Paper detail

{110} Plane Orientation Driven Superior Li-ion Battery Performance and Room Temperature Ferromagnetism in Co3O4 Nanostructures

This paper presents synthesis methods and multifunctional properties of porous Co3O4 nanoplatelets and nanowires. Surprisingly, significantly superior Li-ion battery performance compared to other cathode materials is exhibited in the same samples as room temperature ferromagnetism (RTFM). Microstructure observations, and properties measurements and analysis indicate that the as-prepared Co3O4 nanostructures exhibit a spontaneous transformation of their morphology, showing a predominantly {110} plane orientation and preferentially presenting the Co3+ species at the surface at appreciate preparation condition.
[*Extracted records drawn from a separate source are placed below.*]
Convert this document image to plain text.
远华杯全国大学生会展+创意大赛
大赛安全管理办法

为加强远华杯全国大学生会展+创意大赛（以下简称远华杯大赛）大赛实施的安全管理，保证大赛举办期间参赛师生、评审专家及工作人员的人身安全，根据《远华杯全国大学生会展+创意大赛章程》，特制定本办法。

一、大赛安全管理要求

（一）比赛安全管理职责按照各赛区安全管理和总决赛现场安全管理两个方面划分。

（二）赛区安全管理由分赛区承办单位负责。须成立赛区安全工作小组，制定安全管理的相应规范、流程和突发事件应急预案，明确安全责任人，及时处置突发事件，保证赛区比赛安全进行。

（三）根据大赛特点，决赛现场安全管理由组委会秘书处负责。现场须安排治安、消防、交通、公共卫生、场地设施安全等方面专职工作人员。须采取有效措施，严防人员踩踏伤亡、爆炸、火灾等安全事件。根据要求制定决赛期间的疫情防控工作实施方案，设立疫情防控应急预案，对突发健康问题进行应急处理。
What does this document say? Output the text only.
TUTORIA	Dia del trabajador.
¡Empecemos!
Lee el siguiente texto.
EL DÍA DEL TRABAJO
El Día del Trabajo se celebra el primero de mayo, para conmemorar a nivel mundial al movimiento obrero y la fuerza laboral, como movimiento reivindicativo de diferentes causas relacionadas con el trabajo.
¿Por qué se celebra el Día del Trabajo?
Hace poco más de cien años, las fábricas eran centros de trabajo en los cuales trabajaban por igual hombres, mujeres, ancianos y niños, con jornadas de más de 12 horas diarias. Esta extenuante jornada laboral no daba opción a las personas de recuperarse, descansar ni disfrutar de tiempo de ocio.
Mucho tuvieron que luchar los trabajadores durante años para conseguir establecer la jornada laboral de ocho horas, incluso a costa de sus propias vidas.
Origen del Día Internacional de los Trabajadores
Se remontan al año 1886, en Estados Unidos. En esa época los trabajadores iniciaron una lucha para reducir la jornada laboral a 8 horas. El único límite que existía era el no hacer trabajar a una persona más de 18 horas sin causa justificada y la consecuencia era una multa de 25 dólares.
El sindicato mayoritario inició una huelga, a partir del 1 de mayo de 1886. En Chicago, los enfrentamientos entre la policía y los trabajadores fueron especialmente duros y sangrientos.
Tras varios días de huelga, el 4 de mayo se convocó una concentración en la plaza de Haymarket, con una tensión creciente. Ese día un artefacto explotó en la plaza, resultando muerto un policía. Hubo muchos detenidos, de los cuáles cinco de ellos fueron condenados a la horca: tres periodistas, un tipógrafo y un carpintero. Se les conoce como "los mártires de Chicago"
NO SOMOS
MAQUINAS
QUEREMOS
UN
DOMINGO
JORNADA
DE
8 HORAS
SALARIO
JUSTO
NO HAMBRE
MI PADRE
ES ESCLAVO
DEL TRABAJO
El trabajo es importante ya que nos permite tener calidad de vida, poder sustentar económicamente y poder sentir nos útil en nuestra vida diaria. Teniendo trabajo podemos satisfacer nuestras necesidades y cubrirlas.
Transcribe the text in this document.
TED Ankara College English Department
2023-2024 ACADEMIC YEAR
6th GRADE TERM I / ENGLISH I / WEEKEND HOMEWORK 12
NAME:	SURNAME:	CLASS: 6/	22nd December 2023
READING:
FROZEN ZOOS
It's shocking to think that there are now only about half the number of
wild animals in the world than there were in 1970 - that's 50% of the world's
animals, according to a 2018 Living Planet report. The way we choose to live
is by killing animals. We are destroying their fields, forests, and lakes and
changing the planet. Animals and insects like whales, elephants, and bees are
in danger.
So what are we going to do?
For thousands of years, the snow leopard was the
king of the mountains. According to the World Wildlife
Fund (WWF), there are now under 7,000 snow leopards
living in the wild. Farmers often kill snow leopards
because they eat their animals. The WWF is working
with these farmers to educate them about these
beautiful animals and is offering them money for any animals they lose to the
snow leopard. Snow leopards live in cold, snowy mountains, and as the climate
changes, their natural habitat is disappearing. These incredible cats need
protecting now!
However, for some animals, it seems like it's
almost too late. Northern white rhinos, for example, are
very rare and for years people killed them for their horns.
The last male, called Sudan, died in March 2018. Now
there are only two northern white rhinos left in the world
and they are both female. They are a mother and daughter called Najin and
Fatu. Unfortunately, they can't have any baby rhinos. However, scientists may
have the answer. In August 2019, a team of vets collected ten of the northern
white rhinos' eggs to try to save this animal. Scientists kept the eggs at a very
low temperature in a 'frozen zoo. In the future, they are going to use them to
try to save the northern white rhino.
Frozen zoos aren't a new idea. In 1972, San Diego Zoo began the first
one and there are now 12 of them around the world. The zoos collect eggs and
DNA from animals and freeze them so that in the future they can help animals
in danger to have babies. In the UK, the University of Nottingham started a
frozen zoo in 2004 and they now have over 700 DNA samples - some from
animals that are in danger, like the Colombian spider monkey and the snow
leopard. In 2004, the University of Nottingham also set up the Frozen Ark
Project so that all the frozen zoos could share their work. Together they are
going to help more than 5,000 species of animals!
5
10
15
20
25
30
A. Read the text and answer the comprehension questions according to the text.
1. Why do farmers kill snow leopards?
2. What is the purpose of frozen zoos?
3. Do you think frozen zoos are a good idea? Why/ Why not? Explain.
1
More Co3+ in an octahedral (O) position exposed on the surface is associated with more Co3+ being Co3+|\cdot (Co3+ with trapped charge carriers) or reduced to Co2+ in the O position due to surface defects or oxygen vacancies, which is possibly the mechanism of excellent electric transport properties then high Li-battery performance; at the same time, reduced to Co2+ or free charge carriers trapped by Co3+|\cdot in the O position are the role of charge carries- mediate ferromagnetism, may be the origin of RTFM as well. These results further show the importance of modifying the nanostructure of surfaces in the preparation of transition metal oxides as multidisciplinary functional materials.